Reviewed date: 2003 Jun 21
Icehenge plot synopsis: a mid-26th century expedition to Pluto discovers a monument--a ring of ice blocks arranged in a pattern reminiscent of Stonehenge. The discovery provokes investigations into possible origins of structure, leading to serious political ramifications for the ruling Committee on Mars. Dr. Hjalmar Nederland proposes a widely accepted theory that Icehenge was constructed by a group associated with the attempted Mars revolution of 2248, but as the implications of this theory lead to embarassment for the ruling autocracy, one begins to wonder why he is being permitted to publish his work--and even helped in his research--and who would stand to gain from the public dissemination of this knowledge. And then the mystery deepens...
But I can't give away too much. Suffice it to say that until about halfway through the book I was fairly certain of what the truth was, and then I was rudely awakened to a myriad alternate possibilities. It kept me guessing until shortly near the end. A decent and well-written book; my only complaint is that Robinson spells things out too clearly in the last few pages; sure, it helps those who may not have *got* the story, but it took too much of the fun out of it to have the author spell everything out.

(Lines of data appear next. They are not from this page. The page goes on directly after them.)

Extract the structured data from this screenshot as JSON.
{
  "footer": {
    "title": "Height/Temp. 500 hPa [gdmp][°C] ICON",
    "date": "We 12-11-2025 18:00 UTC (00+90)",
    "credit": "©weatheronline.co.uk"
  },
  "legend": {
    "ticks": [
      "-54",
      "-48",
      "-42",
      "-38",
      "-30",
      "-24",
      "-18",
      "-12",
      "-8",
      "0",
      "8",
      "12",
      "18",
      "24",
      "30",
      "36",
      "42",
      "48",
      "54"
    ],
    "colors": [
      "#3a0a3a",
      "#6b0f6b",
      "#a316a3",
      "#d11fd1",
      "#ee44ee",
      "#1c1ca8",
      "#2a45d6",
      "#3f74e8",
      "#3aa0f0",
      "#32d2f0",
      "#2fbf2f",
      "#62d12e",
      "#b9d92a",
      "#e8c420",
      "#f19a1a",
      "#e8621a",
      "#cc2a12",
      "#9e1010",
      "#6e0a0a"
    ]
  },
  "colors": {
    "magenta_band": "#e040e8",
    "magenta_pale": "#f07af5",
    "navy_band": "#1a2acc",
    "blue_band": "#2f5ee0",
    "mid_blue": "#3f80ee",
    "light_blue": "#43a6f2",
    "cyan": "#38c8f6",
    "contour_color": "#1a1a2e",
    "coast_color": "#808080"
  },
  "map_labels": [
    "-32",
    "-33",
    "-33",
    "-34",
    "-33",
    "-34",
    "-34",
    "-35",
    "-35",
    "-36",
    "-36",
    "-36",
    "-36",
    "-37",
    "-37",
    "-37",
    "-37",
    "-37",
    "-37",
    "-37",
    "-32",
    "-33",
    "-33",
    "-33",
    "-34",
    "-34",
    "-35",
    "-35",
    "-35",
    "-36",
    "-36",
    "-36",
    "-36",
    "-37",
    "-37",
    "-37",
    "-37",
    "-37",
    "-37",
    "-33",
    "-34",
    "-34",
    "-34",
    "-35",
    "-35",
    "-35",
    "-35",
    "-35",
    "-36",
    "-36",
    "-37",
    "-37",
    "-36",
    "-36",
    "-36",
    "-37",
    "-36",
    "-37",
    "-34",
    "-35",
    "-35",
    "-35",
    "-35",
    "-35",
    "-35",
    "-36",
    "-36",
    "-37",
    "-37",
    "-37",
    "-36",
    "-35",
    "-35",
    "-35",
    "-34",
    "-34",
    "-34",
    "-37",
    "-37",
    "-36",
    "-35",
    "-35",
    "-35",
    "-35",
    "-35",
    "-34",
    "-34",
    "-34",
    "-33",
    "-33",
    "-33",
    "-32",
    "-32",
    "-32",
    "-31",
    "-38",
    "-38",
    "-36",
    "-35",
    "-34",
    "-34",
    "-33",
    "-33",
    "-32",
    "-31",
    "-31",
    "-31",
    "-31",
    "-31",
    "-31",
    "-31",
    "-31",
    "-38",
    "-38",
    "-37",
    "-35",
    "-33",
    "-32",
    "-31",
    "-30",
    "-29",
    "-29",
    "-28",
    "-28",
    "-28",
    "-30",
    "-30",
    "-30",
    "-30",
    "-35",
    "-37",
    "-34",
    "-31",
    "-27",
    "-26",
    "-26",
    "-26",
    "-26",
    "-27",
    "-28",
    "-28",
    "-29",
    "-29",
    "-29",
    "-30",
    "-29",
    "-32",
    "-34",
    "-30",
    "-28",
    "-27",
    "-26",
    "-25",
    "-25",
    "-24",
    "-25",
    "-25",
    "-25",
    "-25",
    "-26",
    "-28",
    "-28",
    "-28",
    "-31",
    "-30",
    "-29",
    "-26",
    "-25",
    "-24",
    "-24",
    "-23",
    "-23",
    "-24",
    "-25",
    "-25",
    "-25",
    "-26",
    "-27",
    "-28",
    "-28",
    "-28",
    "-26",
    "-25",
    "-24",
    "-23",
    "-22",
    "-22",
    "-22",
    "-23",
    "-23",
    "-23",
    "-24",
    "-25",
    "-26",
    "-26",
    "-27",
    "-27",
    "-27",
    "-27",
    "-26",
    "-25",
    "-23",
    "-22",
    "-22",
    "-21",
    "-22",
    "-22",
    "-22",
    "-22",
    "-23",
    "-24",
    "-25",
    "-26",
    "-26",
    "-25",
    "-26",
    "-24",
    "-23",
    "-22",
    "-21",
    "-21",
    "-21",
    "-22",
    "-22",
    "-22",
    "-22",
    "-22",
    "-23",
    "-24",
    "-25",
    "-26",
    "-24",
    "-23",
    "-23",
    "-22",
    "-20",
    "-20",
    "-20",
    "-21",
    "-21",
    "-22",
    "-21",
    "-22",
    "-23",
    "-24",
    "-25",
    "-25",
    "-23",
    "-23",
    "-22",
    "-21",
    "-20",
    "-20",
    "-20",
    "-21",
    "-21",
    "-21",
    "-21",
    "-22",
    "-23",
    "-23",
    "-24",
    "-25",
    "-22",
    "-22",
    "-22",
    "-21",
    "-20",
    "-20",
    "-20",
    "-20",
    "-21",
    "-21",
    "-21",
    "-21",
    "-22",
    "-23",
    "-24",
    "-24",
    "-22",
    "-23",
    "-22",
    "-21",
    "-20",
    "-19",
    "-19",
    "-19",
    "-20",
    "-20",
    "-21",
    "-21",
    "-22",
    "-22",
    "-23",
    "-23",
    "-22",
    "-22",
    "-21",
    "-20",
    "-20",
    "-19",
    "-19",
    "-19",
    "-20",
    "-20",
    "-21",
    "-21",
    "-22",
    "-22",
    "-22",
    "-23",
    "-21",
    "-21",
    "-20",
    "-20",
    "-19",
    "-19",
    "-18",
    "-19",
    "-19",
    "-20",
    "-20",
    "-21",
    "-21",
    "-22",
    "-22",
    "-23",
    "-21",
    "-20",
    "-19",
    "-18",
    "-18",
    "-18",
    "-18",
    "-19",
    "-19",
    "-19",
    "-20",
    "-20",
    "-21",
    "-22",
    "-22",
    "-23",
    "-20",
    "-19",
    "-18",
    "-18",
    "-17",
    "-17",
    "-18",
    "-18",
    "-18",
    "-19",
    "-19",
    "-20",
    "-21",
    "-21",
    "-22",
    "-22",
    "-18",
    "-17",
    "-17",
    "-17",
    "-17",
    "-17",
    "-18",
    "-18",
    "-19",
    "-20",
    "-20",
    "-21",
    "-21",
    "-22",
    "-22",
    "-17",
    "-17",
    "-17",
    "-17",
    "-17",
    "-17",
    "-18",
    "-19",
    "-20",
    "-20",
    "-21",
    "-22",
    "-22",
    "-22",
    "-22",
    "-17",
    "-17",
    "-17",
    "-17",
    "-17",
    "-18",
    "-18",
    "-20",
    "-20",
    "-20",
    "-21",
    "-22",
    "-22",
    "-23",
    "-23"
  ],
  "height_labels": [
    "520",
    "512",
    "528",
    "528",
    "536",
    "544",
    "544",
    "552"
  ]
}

I'm not going to call this a great book; it is less intriguing than The Chronoliths and more satisfactory (but less original or groundbreaking) than Helliconia Spring. It is competently and clearly written, certainly not as artistic as Hyperion but rather easier to understand. (You get the feeling you're listening a story, whereas in Hyperion it feels more like watching an artist at work.) In the end, Icehenge captured my attention and I feel I can recommend it.